Eine unfassbare Maschine startete im Tiwag-Kraftwerk Imst-Haiming im Tiroler Oberland. Zwei Jahre lang wird sie sich zehn Kilometer durch das Gestein fressen.
Es war eine etwas andere Feier, die „Andrehfeier“ in Haiming. Unterirdisch im Berg versammelten sich rund 200 gut gelaunte Menschen auf Einladung der Tiwag – in der Kaverne des zukünftigen Krafthauses des neuesten Projektes „Innstufe Imst-Haiming“. Angedreht wurde dabei niemandem etwas, vielmehr fing ein Kopf an, sich zu drehen.
Es war der Bohrkopf der in ihrer Dimension unfassbaren Tunnelbohrmaschine. Schüler der Volksschule Haiming haben ihr den Namen „Haimo“ gegeben.
Es ist ein Projekt der großen Partnerschaften, damit meine ich auch die Bevölkerung.
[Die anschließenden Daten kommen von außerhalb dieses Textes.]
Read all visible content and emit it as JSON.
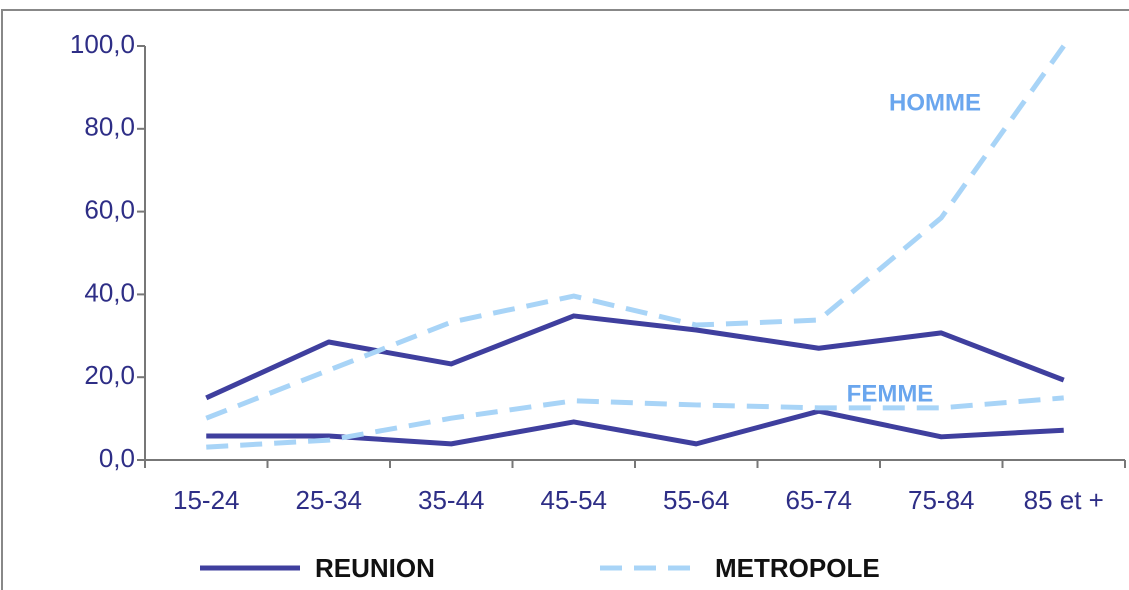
{
  "chart_data": {
    "type": "line",
    "categories": [
      "15-24",
      "25-34",
      "35-44",
      "45-54",
      "55-64",
      "65-74",
      "75-84",
      "85 et +"
    ],
    "series": [
      {
        "name": "REUNION",
        "color": "#3f3f9e",
        "dashed": false,
        "homme": [
          15.0,
          28.5,
          23.2,
          34.8,
          31.4,
          27.0,
          30.7,
          19.3
        ],
        "femme": [
          5.8,
          5.8,
          3.9,
          9.2,
          3.9,
          11.8,
          5.6,
          7.2
        ]
      },
      {
        "name": "METROPOLE",
        "color": "#a8d4f7",
        "dashed": true,
        "homme": [
          10.1,
          21.7,
          33.3,
          39.6,
          32.6,
          33.8,
          58.5,
          100.0
        ],
        "femme": [
          3.1,
          4.8,
          10.1,
          14.3,
          13.3,
          12.6,
          12.6,
          15.0
        ]
      }
    ],
    "annotations": [
      "HOMME",
      "FEMME"
    ],
    "ylim": [
      0,
      100
    ],
    "yticks": [
      {
        "value": 0,
        "label": "0,0"
      },
      {
        "value": 20,
        "label": "20,0"
      },
      {
        "value": 40,
        "label": "40,0"
      },
      {
        "value": 60,
        "label": "60,0"
      },
      {
        "value": 80,
        "label": "80,0"
      },
      {
        "value": 100,
        "label": "100,0"
      }
    ],
    "grid": false
  }
}
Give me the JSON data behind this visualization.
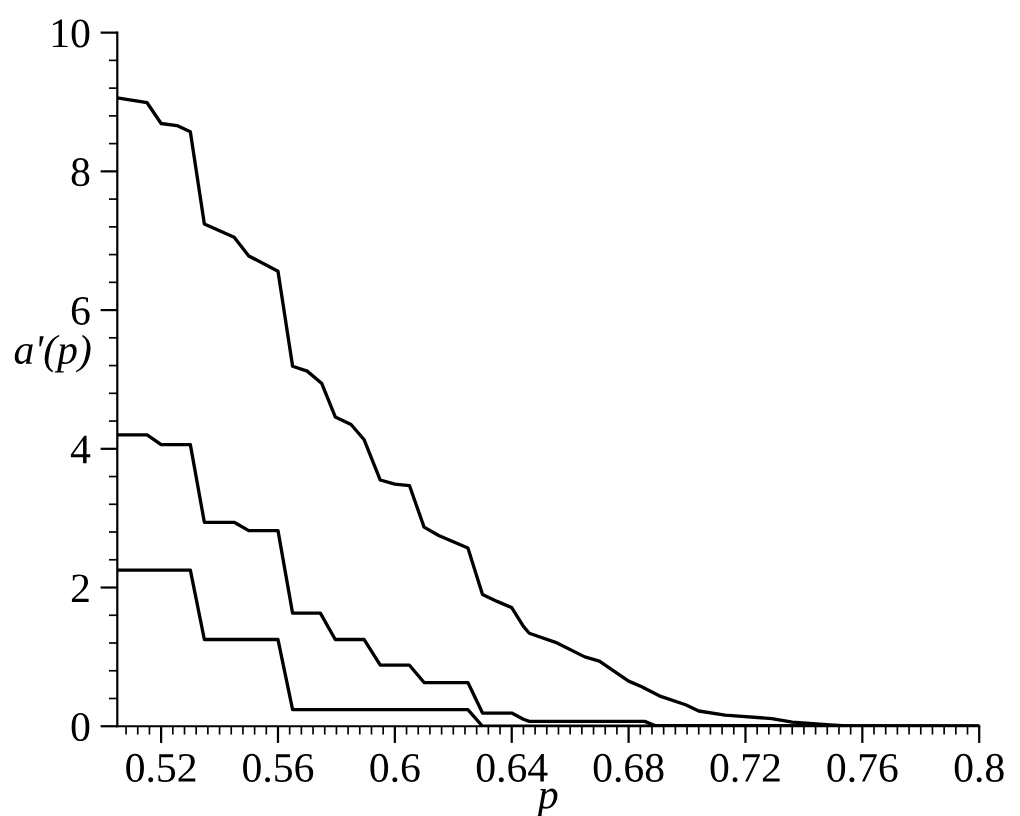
{
  "chart_data": {
    "type": "line",
    "xlabel": "p",
    "ylabel": "a'(p)",
    "xlim": [
      0.505,
      0.8
    ],
    "ylim": [
      0,
      10
    ],
    "xticks": [
      0.52,
      0.56,
      0.6,
      0.64,
      0.68,
      0.72,
      0.76,
      0.8
    ],
    "yticks": [
      0,
      2,
      4,
      6,
      8,
      10
    ],
    "grid": false,
    "marker": "none",
    "line_style": "solid",
    "series": [
      {
        "color": "#000000",
        "x": [
          0.505,
          0.5152,
          0.52,
          0.5254,
          0.53,
          0.5348,
          0.545,
          0.55,
          0.56,
          0.565,
          0.57,
          0.575,
          0.5796,
          0.585,
          0.5895,
          0.595,
          0.6,
          0.605,
          0.61,
          0.615,
          0.62,
          0.625,
          0.63,
          0.635,
          0.64,
          0.644,
          0.646,
          0.655,
          0.665,
          0.67,
          0.68,
          0.6845,
          0.691,
          0.6995,
          0.704,
          0.713,
          0.729,
          0.736,
          0.749,
          0.756,
          0.8
        ],
        "values": [
          9.06,
          8.99,
          8.69,
          8.66,
          8.57,
          7.24,
          7.05,
          6.78,
          6.56,
          5.19,
          5.12,
          4.94,
          4.46,
          4.35,
          4.13,
          3.55,
          3.49,
          3.47,
          2.87,
          2.75,
          2.66,
          2.57,
          1.9,
          1.8,
          1.71,
          1.44,
          1.34,
          1.21,
          1.0,
          0.94,
          0.65,
          0.57,
          0.43,
          0.31,
          0.22,
          0.16,
          0.11,
          0.06,
          0.02,
          0,
          0
        ]
      },
      {
        "color": "#000000",
        "x": [
          0.505,
          0.5152,
          0.52,
          0.53,
          0.5348,
          0.545,
          0.55,
          0.56,
          0.565,
          0.5745,
          0.5796,
          0.5895,
          0.595,
          0.605,
          0.61,
          0.625,
          0.63,
          0.64,
          0.644,
          0.646,
          0.6855,
          0.689,
          0.8
        ],
        "values": [
          4.2,
          4.2,
          4.06,
          4.06,
          2.94,
          2.94,
          2.82,
          2.82,
          1.63,
          1.63,
          1.25,
          1.25,
          0.88,
          0.88,
          0.63,
          0.63,
          0.19,
          0.19,
          0.1,
          0.07,
          0.07,
          0.01,
          0
        ]
      },
      {
        "color": "#000000",
        "x": [
          0.505,
          0.53,
          0.5348,
          0.56,
          0.565,
          0.625,
          0.63,
          0.8
        ],
        "values": [
          2.25,
          2.25,
          1.25,
          1.25,
          0.24,
          0.24,
          0,
          0
        ]
      }
    ]
  }
}
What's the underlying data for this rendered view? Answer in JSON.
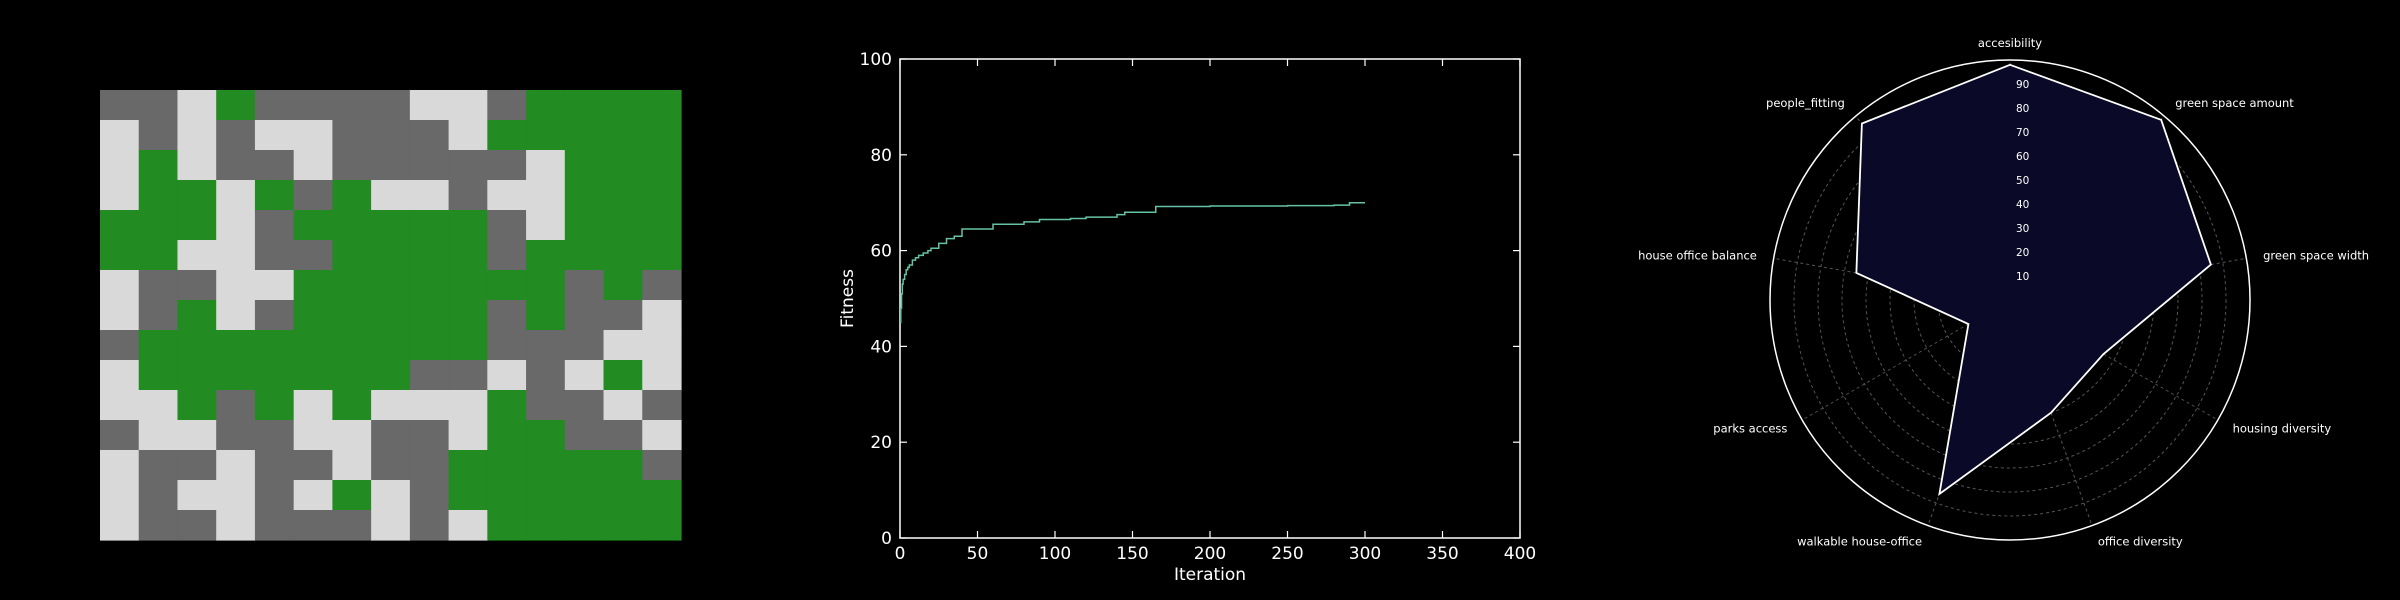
{
  "colors": {
    "background": "#000000",
    "green": "#228b22",
    "gray": "#696969",
    "light": "#d9d9d9",
    "line": "#66c2a5",
    "radar_fill": "#0a0a28",
    "radar_edge": "#ffffff",
    "axis": "#ffffff",
    "grid": "#555555"
  },
  "chart_data": [
    {
      "type": "heatmap",
      "legend": {
        "0": "light",
        "1": "gray",
        "2": "green"
      },
      "grid": [
        [
          1,
          1,
          0,
          2,
          1,
          1,
          1,
          1,
          0,
          0,
          1,
          2,
          2,
          2,
          2
        ],
        [
          0,
          1,
          0,
          1,
          0,
          0,
          1,
          1,
          1,
          0,
          2,
          2,
          2,
          2,
          2
        ],
        [
          0,
          2,
          0,
          1,
          1,
          0,
          1,
          1,
          1,
          1,
          1,
          0,
          2,
          2,
          2
        ],
        [
          0,
          2,
          2,
          0,
          2,
          1,
          2,
          0,
          0,
          1,
          0,
          0,
          2,
          2,
          2
        ],
        [
          2,
          2,
          2,
          0,
          1,
          2,
          2,
          2,
          2,
          2,
          1,
          0,
          2,
          2,
          2
        ],
        [
          2,
          2,
          0,
          0,
          1,
          1,
          2,
          2,
          2,
          2,
          1,
          2,
          2,
          2,
          2
        ],
        [
          0,
          1,
          1,
          0,
          0,
          2,
          2,
          2,
          2,
          2,
          2,
          2,
          1,
          2,
          1
        ],
        [
          0,
          1,
          2,
          0,
          1,
          2,
          2,
          2,
          2,
          2,
          1,
          2,
          1,
          1,
          0
        ],
        [
          1,
          2,
          2,
          2,
          2,
          2,
          2,
          2,
          2,
          2,
          1,
          1,
          1,
          0,
          0
        ],
        [
          0,
          2,
          2,
          2,
          2,
          2,
          2,
          2,
          1,
          1,
          0,
          1,
          0,
          2,
          0
        ],
        [
          0,
          0,
          2,
          1,
          2,
          0,
          2,
          0,
          0,
          0,
          2,
          1,
          1,
          0,
          1
        ],
        [
          1,
          0,
          0,
          1,
          1,
          0,
          0,
          1,
          1,
          0,
          2,
          2,
          1,
          1,
          0
        ],
        [
          0,
          1,
          1,
          0,
          1,
          1,
          0,
          1,
          1,
          2,
          2,
          2,
          2,
          2,
          1
        ],
        [
          0,
          1,
          0,
          0,
          1,
          0,
          2,
          0,
          1,
          2,
          2,
          2,
          2,
          2,
          2
        ],
        [
          0,
          1,
          1,
          0,
          1,
          1,
          1,
          0,
          1,
          0,
          2,
          2,
          2,
          2,
          2
        ]
      ]
    },
    {
      "type": "line",
      "title": "",
      "xlabel": "Iteration",
      "ylabel": "Fitness",
      "xlim": [
        0,
        400
      ],
      "ylim": [
        0,
        100
      ],
      "xticks": [
        0,
        50,
        100,
        150,
        200,
        250,
        300,
        350,
        400
      ],
      "yticks": [
        0,
        20,
        40,
        60,
        80,
        100
      ],
      "grid": false,
      "series": [
        {
          "x": [
            0,
            0.5,
            1,
            1.5,
            2,
            3,
            4,
            5,
            6,
            8,
            10,
            12,
            15,
            18,
            20,
            25,
            30,
            35,
            40,
            50,
            60,
            70,
            80,
            90,
            100,
            110,
            120,
            130,
            140,
            145,
            150,
            160,
            165,
            170,
            180,
            200,
            250,
            280,
            290,
            300
          ],
          "y": [
            45,
            48,
            51,
            53,
            54,
            55,
            56,
            56.5,
            57,
            58,
            58.5,
            59,
            59.5,
            60,
            60.5,
            61.5,
            62.5,
            63,
            64.5,
            64.5,
            65.5,
            65.5,
            66,
            66.5,
            66.5,
            66.7,
            67,
            67,
            67.5,
            68,
            68,
            68,
            69.2,
            69.2,
            69.2,
            69.3,
            69.4,
            69.5,
            70,
            70
          ]
        }
      ]
    },
    {
      "type": "radar",
      "categories": [
        "accesibility",
        "green space amount",
        "green space width",
        "housing diversity",
        "office diversity",
        "walkable house-office",
        "parks access",
        "house office balance",
        "people_fitting"
      ],
      "values": [
        98,
        98,
        85,
        45,
        50,
        86,
        20,
        65,
        96
      ],
      "rlim": [
        0,
        100
      ],
      "rticks": [
        10,
        20,
        30,
        40,
        50,
        60,
        70,
        80,
        90
      ]
    }
  ]
}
Tiwag-Vorstandsdirektor Alexander Speckle
Bild: Johanna Birbaumer
Gewicht von rund 2000 Tonnen
Ausgehend von einer riesigen, in den Berg geschlagenen Halle (Kaverne) in Haiming wird sich das Ungetüm mit einem Bohrkopfdurchmesser von 8,2 Metern, einer Gesamtlänge von mehr als 200 Metern und einem Gewicht von rund 2000 Tonnen auf Schienen zehn Kilometer durch das Gestein in Richtung Imst fressen. „Das wird rund zwei Jahre dauern“, erläutert Projektleiter Martin Pfennig. In den vergangenen drei Monaten wurde sie zusammengebaut.
Ziel ist der Anschluss an das Krafthaus Imster Au. Dessen Wasser – von Prutz kommend – wird durch diesen neuen Stollen fließen und in Haiming zum zweiten Mal elektrischen Strom produzieren.
252 Millionen Kilowattstunden erneuerbarer Strom
„Es ist ein Projekt der großen Partnerschaften, damit meine ich auch die Bevölkerung“, so Tiwag-Vorstandsdirektor Alexander Speckle in seiner Festrede, in der er auch ein Team aus China, dem Produktionsland der Bohrmaschine, begrüßte.
Rund 680 Millionen Euro wird das Energieunternehmen in Summe in das Ausleitungskraftwerk investieren. Nach der geplanten Inbetriebnahme voraussichtlich im Jahr 2030 wird die Innstufe Imst-Haiming jährlich rund 252 Millionen Kilowattstunden erneuerbaren Strom erzeugen.